The statistical evidence for θ 2 vis-a-vis θ 1 is defined by

$$\displaystyle{\mbox{ Ev}(\theta _{2}:\theta _{1};x) = \frac{f(x;\theta _{2})} {f(x;\theta _{1})}}$$

Values for this ratio of 8, 16, and 32 are taken as moderate, strong, and very strong evidence, respectively.

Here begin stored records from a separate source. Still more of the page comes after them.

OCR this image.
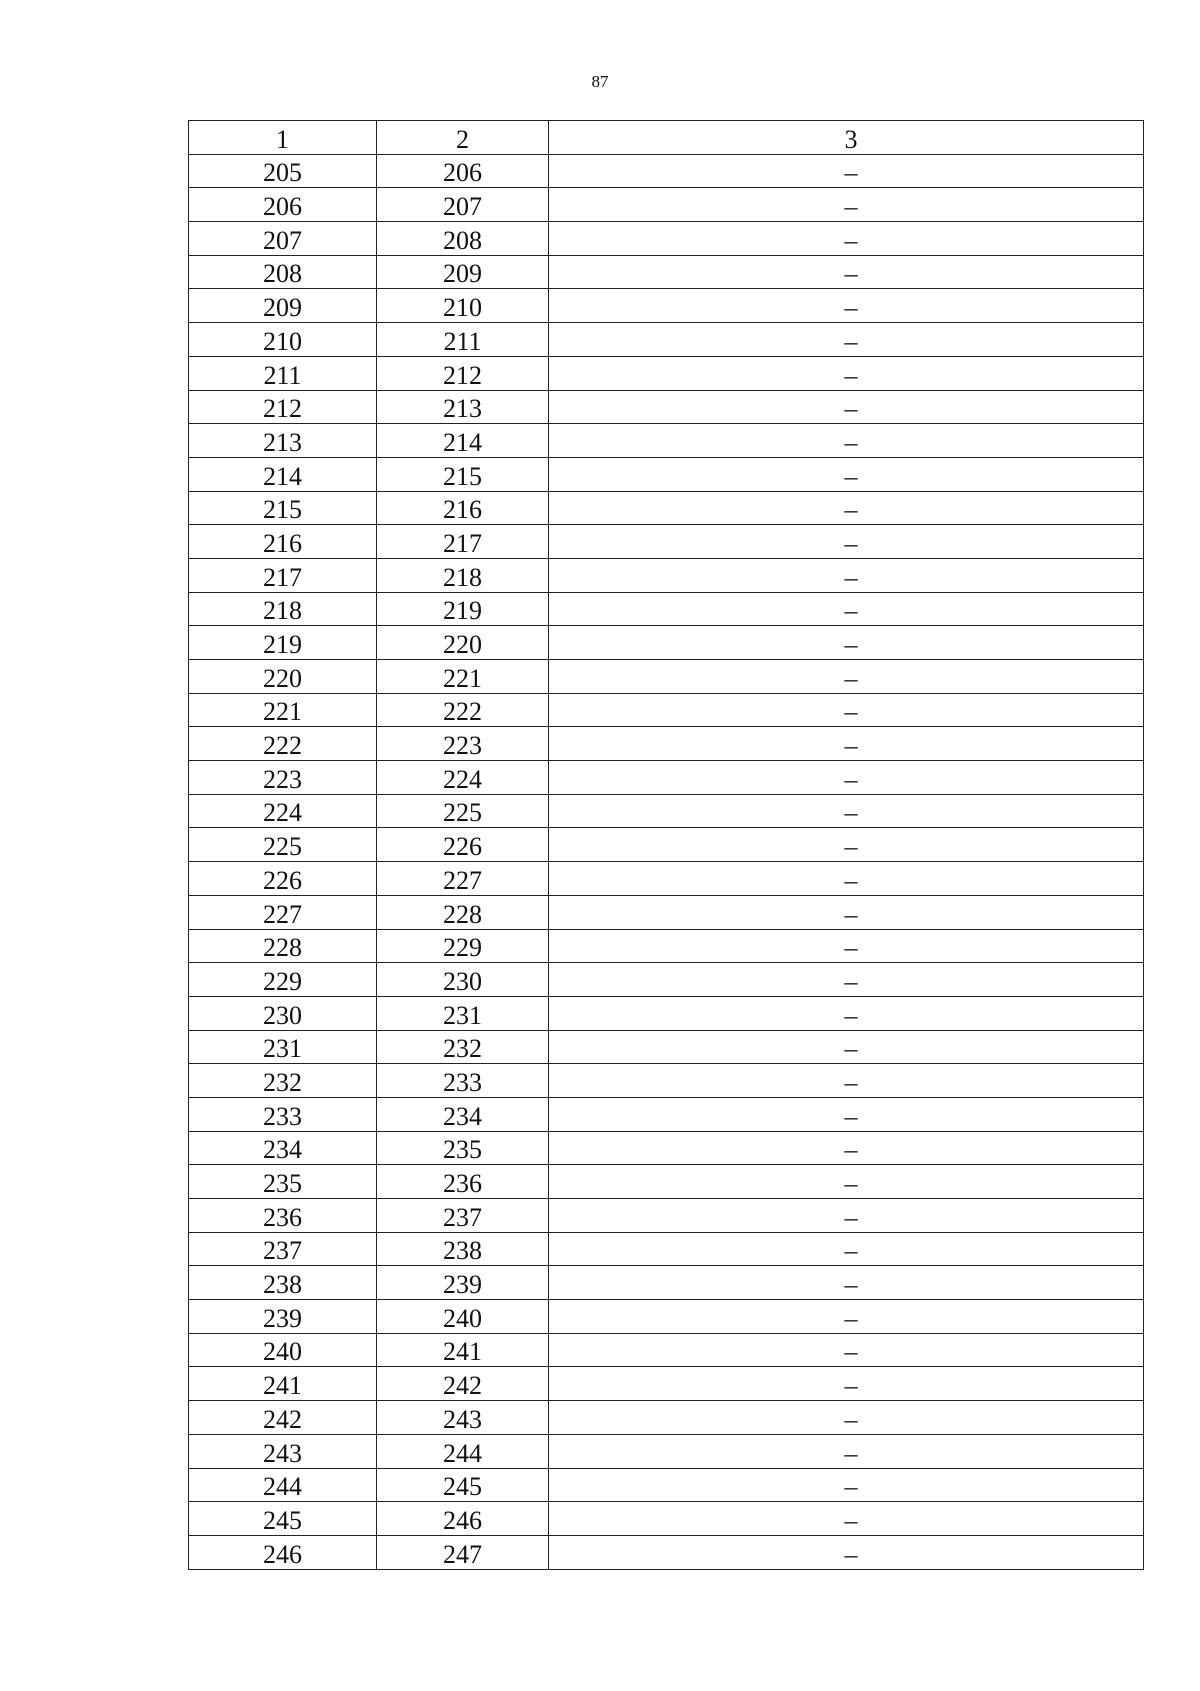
87
1	2	3
205	206	–
206	207	–
207	208	–
208	209	–
209	210	–
210	211	–
211	212	–
212	213	–
213	214	–
214	215	–
215	216	–
216	217	–
217	218	–
218	219	–
219	220	–
220	221	–
221	222	–
222	223	–
223	224	–
224	225	–
225	226	–
226	227	–
227	228	–
228	229	–
229	230	–
230	231	–
231	232	–
232	233	–
233	234	–
234	235	–
235	236	–
236	237	–
237	238	–
238	239	–
239	240	–
240	241	–
241	242	–
242	243	–
243	244	–
244	245	–
245	246	–
246	247	–
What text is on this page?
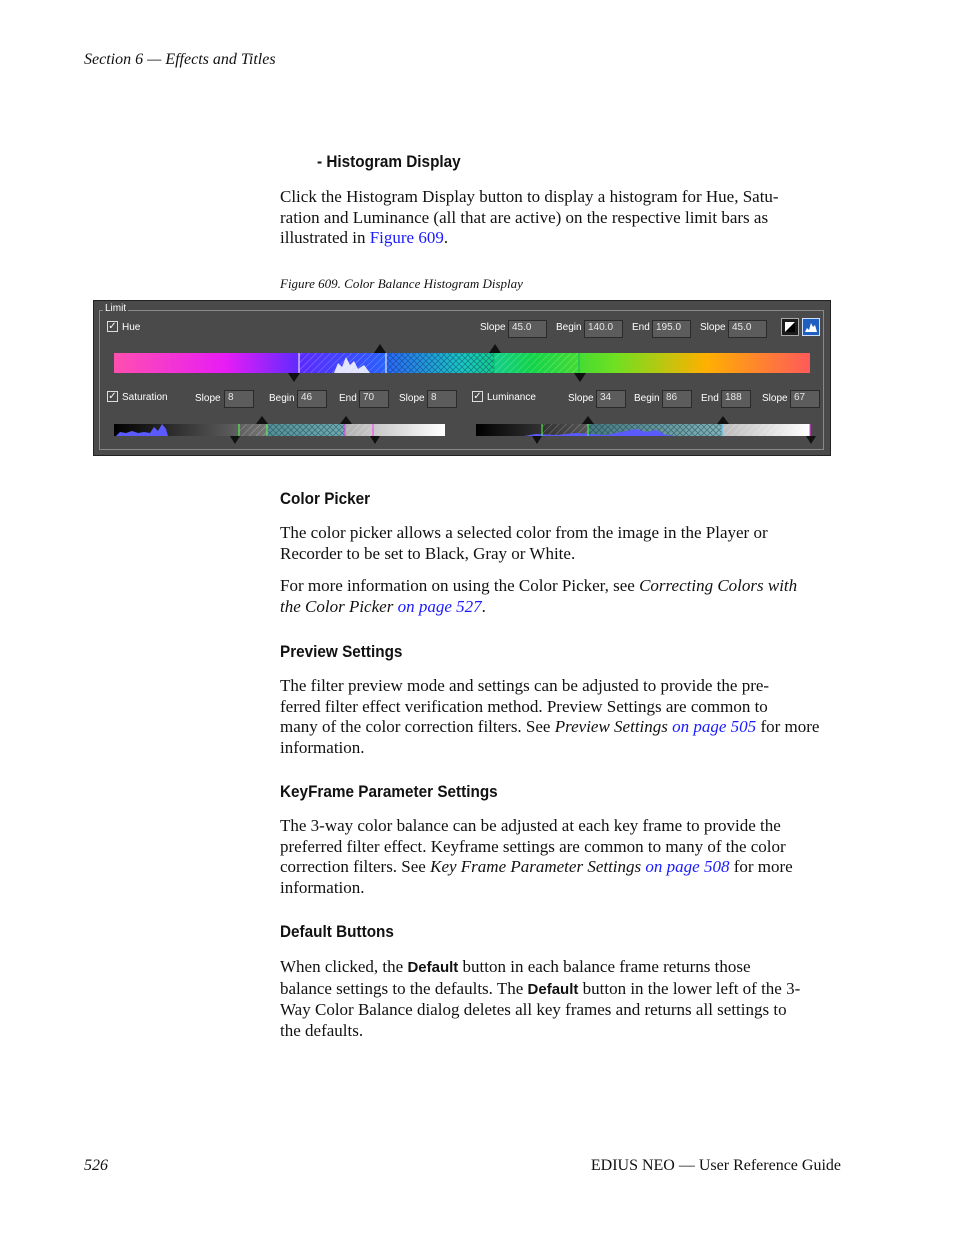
Section 6 — Effects and Titles
- Histogram Display
Click the Histogram Display button to display a histogram for Hue, Satu-
ration and Luminance (all that are active) on the respective limit bars as
illustrated in Figure 609.
Figure 609. Color Balance Histogram Display
Limit
✓ Hue	Slope 45.0	Begin 140.0	End 195.0	Slope 45.0
✓ Saturation	Slope 8	Begin 46	End 70	Slope 8	✓ Luminance	Slope 34	Begin 86	End 188	Slope 67
Color Picker
The color picker allows a selected color from the image in the Player or
Recorder to be set to Black, Gray or White.
For more information on using the Color Picker, see Correcting Colors with
the Color Picker on page 527.
Preview Settings
The filter preview mode and settings can be adjusted to provide the pre-
ferred filter effect verification method. Preview Settings are common to
many of the color correction filters. See Preview Settings on page 505 for more
information.
KeyFrame Parameter Settings
The 3-way color balance can be adjusted at each key frame to provide the
preferred filter effect. Keyframe settings are common to many of the color
correction filters. See Key Frame Parameter Settings on page 508 for more
information.
Default Buttons
When clicked, the Default button in each balance frame returns those
balance settings to the defaults. The Default button in the lower left of the 3-
Way Color Balance dialog deletes all key frames and returns all settings to
the defaults.
526	EDIUS NEO — User Reference Guide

Note that if we define the likelihood of θ as

$$\displaystyle{\mathcal{L}(\theta;x) = \frac{f(x;\theta )} {f(x;\widehat{\theta })}}$$

where \(\widehat{\theta }\) is the maximum likelihood estimate of θ, then the statistical evidence for θ 2 vs θ 1 can be expressed as

$$\displaystyle{\mbox{ Ev}(\theta _{2}:\theta _{1};x) = \frac{\mathcal{L}(\theta _{2};x)} {\mathcal{L}(\theta _{1};x)}}$$

and the posterior of θ can then be expressed as

$$\displaystyle{p(\theta \vert x) = \frac{\mathcal{L}(\theta;x)\mbox{ prior}(\theta )} {f(x)} }$$

i.e., the posterior is proportional to the product of the likelihood and the prior.

2.5 Exercises

As pointed out in the text if f(x; θ) is the density function of the observed data (x 1, x 2, , x n ) and θ is the parameter, then

  1. (a)

    The likelihood, \(\mathcal{L}(\theta;\mathbf{x})\), is

    $$\displaystyle{\mathcal{L}(\theta ) = \frac{f(\mathbf{x};\theta )} {f(\mathbf{x};\widehat{\theta })}}$$

    where \(\widehat{\theta }\) maximizes f(x; θ) and is called the maximum likelihood estimate of θ.

  2. (b)

    The score function is

    $$\displaystyle{\frac{\partial \ln [f(\mathbf{x};\theta )]} {\partial \theta } }$$
  3. (c)

    The observed Fisher information is

    $$\displaystyle{J(\theta ) = -\:\frac{\partial ^{2}\ln [f(\mathbf{x};\theta )]} {\partial \theta ^{2}} }$$

    evaluated at \(\theta =\widehat{\theta }\).

  4. (d)

    The expected Fisher information, I(θ), is the expected value of J(θ), i.e.,

    $$\displaystyle{I(\theta ) = -\mathbb{E}\left \{\frac{\partial ^{2}\ln [f(\mathbf{x};\theta )]} {\partial \theta ^{2}} \right \}}$$
  1. 1.

    Find the likelihood, the maximum likelihood estimate, the score function, and the observed and expected Fisher information when x 1, x 2, , x n represent the results of a random sample from

    1. (i)

      A normal distribution with expected value θ and known variance σ 2

    2. (ii)

      A Poisson distribution with parameter θ

    3. (iii)

      A Gamma distribution with known parameter α and θ

  2. 2.

    For each of the problems in (1) generate a random sample of size 25, i.e.:

    1. (i)

      Take σ 2 = 1 and θ = 3.

    2. (ii)

      Take θ = 5.

    3. (iii)

      Take α = 3 and θ = 2.

    For (i)–(iii) plot the likelihood functions.

  3. 3.

    Suppose that Y i for i = 1, 2, , n are independent, each normal with expected value βx i and variance σ 2 where σ 2 is known and the x i are known constants.

    1. (i)

      Show that the joint density is

      $$\displaystyle{f(\mathbf{y};\beta ) = (2\pi \sigma ^{2})^{-n/2}\exp \left \{-\frac{1} {2\sigma ^{2}}\sum _{i=1}^{n}(y_{ i} -\beta \: x_{i})^{2}\right \}}$$
    2. (ii)

      Find the score function.

    3. (iii)

      Show that the maximum likelihood estimate for β is

      $$\displaystyle{\widehat{\beta }= \frac{\sum _{i=1}^{n}x_{i}y_{i}} {\sum _{i=1}^{n}x_{i}^{2}} }$$
    4. (iv)

      Find the observed Fisher information.

    5. (v)

      Using (iii) find the likelihood for β.

    6. (vi)

      Find the sampling distribution of \(\widehat{\beta }\). Remember that the sum of independent normal random variables is also normal.

    7. (vii)

      Show that the sampling distribution of \(-2\ln [\mathcal{L}(\beta;\mathbf{y})]\) is chi-square with 1 degree of freedom.